Sometime in the early 1850’s the first of the “big time” stations was built.

The 3rd Dayton station was built, this time on the north side of the tracks across from the older station, and consisted of a considerably larger structure with a large clock tower, a covered promenade along Ludlow St., five station tracks, and three station platforms (the longest was 750 ft.). A corporation called the Dayton Union Railway Co. was formed by the CCC&St.L (NYC), CH&D (B&O), and PRR to build and operate the new station.

The next step in the evolution of Dayton Union Station came in 1924 when the City Plan Board of Dayton made a comprehensive study of the elevation of tracks through downtown Dayton. For years grade crossing elimination had been on the minds of Dayton’s citizens, and the interest intensified with the development of the automobile. In those days Dayton saw about 66 passenger trains and 100 freight trains daily.
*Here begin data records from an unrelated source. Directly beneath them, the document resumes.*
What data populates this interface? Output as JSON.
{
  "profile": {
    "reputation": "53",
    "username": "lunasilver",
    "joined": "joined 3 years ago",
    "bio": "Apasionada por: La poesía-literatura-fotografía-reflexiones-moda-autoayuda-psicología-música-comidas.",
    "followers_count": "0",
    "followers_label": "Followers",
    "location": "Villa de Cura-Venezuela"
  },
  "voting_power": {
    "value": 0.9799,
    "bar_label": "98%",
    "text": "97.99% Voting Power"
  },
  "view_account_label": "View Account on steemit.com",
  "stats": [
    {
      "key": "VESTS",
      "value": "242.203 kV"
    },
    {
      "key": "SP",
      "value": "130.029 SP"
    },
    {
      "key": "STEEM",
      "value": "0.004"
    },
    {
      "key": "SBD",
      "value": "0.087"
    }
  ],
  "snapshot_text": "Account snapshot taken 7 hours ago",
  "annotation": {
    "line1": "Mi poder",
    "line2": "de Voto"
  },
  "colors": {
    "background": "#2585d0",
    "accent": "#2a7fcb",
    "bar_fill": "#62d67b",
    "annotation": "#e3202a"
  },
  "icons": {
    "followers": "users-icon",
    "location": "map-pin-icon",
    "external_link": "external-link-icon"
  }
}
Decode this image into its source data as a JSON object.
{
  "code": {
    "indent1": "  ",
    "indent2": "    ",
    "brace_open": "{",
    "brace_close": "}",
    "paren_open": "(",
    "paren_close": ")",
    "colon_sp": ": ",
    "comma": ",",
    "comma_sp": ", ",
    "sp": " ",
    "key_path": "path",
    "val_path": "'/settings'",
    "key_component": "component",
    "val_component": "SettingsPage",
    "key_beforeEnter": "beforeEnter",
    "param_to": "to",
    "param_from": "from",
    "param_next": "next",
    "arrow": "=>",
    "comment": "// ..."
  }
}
In September 1925 formal conferences started between city officials and the railroad engineers, with a general plan developed in July 1926. In November 1927 a bond issue was passed by the citizens of Dayton to cover the city’s share of the cost of the elevation project (35%). Detailed plans were completed; contracts were finalized; and right-of-way was secured before the actual work began on March 5, 1930. The first train to run over any of the elevation occurred on Dec. 15, 1930, and the first train to use the entire elevation was a PRR local from Xenia at 4:30 PM on Jan. 15, 1931. All street level operations were abandoned on Sept. 30, 1931. Along with the track elevation came major changes to the station and the operation of trains through Dayton. As for the station, the structure built in 1900 remained basically unchanged, but the platforms were obviously raised, with a new waiting area, Post Office and REA facilities, and station offices being built underneath.

With the steadily increasing interest in the automobile, and decreasing concern with the passenger train (we all know that story), the City of Dayton became interested in bettering the traffic flows in the downtown area in the early 1960’s. In doing so, the city wanted to extend 6th Street to Wilkinson Street, but Union Station sat right in the way. Since the station was deteriorating somewhat and was really larger than it needed to be, considering the steady decline in passenger trains, there was no choice but to tear it down. The City purchased the station, tore it down, and built the new street. On May 1, 1971, Amtrak took over the former Pennsylvania Railroad Columbus-Indianapolis passenger train and discontinued the other routes through Dayton. This Amtrak service lasted until October 1, 1979, when the last passenger train through Dayton was discontinued.